Hog farms have their defenders, of course, including the Heartland and Hudson Institutes. Dennis and Alex Avery of the latter claim that corporate hog farms have not damaged North Carolina’s waterways. "Between 1985 and 1995, they report, "the hog population in [two North Carolina counties] increased tenfold, from 500,000 to 5.5 million animals. By 1997, this area accounted for 10 percent of the total U.S. swine inventory.”
The Raleigh News & Observer ran a Pulitzer Prize-winning five-article series in 1995 titled, "Boss Hog: North Carolina’s Pork Revolution," which raised concern about the "9.5 million tons" of hog waste coming from the "megalopolis of seven million animals that live in metal confinement barns" in eastern North Carolina. But the two Averys, citing Duke University studies, say that "there is still no evidence whatsoever that water quality has gotten worse in North Carolina." By suppressing the results of these studies, they charge, "the government of North Carolina effectively stole the great economic opportunity of hog farm expansion from some of its poorest citizens."

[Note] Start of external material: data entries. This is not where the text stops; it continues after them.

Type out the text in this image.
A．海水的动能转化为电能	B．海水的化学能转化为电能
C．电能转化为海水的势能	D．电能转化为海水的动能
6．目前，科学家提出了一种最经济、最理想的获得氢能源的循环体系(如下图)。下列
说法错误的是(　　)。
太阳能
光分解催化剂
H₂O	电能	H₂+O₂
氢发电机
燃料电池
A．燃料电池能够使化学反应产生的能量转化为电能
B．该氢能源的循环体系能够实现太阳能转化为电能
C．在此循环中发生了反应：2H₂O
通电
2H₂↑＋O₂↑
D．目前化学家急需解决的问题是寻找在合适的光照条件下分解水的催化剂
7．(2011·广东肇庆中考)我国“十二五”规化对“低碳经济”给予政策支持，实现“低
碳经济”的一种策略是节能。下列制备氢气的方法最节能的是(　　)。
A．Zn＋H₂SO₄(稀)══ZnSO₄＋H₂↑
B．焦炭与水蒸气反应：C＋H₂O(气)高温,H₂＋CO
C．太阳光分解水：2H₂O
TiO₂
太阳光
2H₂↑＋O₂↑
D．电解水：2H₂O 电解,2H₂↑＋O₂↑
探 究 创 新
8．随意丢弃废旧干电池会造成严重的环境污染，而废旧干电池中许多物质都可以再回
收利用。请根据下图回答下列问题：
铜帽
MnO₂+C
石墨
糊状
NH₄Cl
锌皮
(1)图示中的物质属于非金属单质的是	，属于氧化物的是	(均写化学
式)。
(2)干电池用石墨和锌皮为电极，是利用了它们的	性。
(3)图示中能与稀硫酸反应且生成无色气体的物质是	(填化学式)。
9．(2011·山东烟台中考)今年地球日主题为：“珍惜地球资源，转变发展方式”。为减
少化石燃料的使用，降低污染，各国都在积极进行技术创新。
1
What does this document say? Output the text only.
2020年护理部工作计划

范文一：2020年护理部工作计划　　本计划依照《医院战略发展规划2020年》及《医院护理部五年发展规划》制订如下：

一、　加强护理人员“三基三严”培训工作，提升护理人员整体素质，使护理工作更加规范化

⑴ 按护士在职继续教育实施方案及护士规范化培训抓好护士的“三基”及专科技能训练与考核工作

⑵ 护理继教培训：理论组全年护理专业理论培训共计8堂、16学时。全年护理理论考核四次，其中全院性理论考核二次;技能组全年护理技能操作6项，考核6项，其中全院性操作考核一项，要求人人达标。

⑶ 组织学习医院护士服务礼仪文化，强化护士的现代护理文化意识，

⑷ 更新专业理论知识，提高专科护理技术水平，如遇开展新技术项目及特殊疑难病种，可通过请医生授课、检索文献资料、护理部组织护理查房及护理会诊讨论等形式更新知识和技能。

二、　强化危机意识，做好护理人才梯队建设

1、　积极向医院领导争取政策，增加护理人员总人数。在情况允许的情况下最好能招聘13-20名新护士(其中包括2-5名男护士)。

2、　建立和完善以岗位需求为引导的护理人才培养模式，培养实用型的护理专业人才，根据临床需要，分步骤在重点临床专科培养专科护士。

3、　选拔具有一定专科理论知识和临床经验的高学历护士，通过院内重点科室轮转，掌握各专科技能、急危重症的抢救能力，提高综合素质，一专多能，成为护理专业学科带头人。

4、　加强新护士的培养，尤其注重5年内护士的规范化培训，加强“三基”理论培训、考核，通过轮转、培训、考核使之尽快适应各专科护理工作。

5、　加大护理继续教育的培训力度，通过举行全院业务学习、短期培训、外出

But South Dakota’s Rosebud Sioux have also realized that the revenue from corporate hog farms isn’t worth the pollution that comes with it. According to a report in Agribusiness Examiner, the Sioux were triumphant last year after the U.S. Supreme Court refused to get involved with the tribe’s rejection of what would have been the third-largest hog farm in the world, sucking up 1.7 million gallons of water from the Ogalalla Aquifer daily. What’s more, an appeals panel determined that Bell Farms was without legal standing to continue operation on the reservation, meaning that 48,000 hogs and their waste were to be moved off the reservation. Native American activist Winona LaDuke calls this "the first such industrial plant closure in history." But it probably won’t be the last.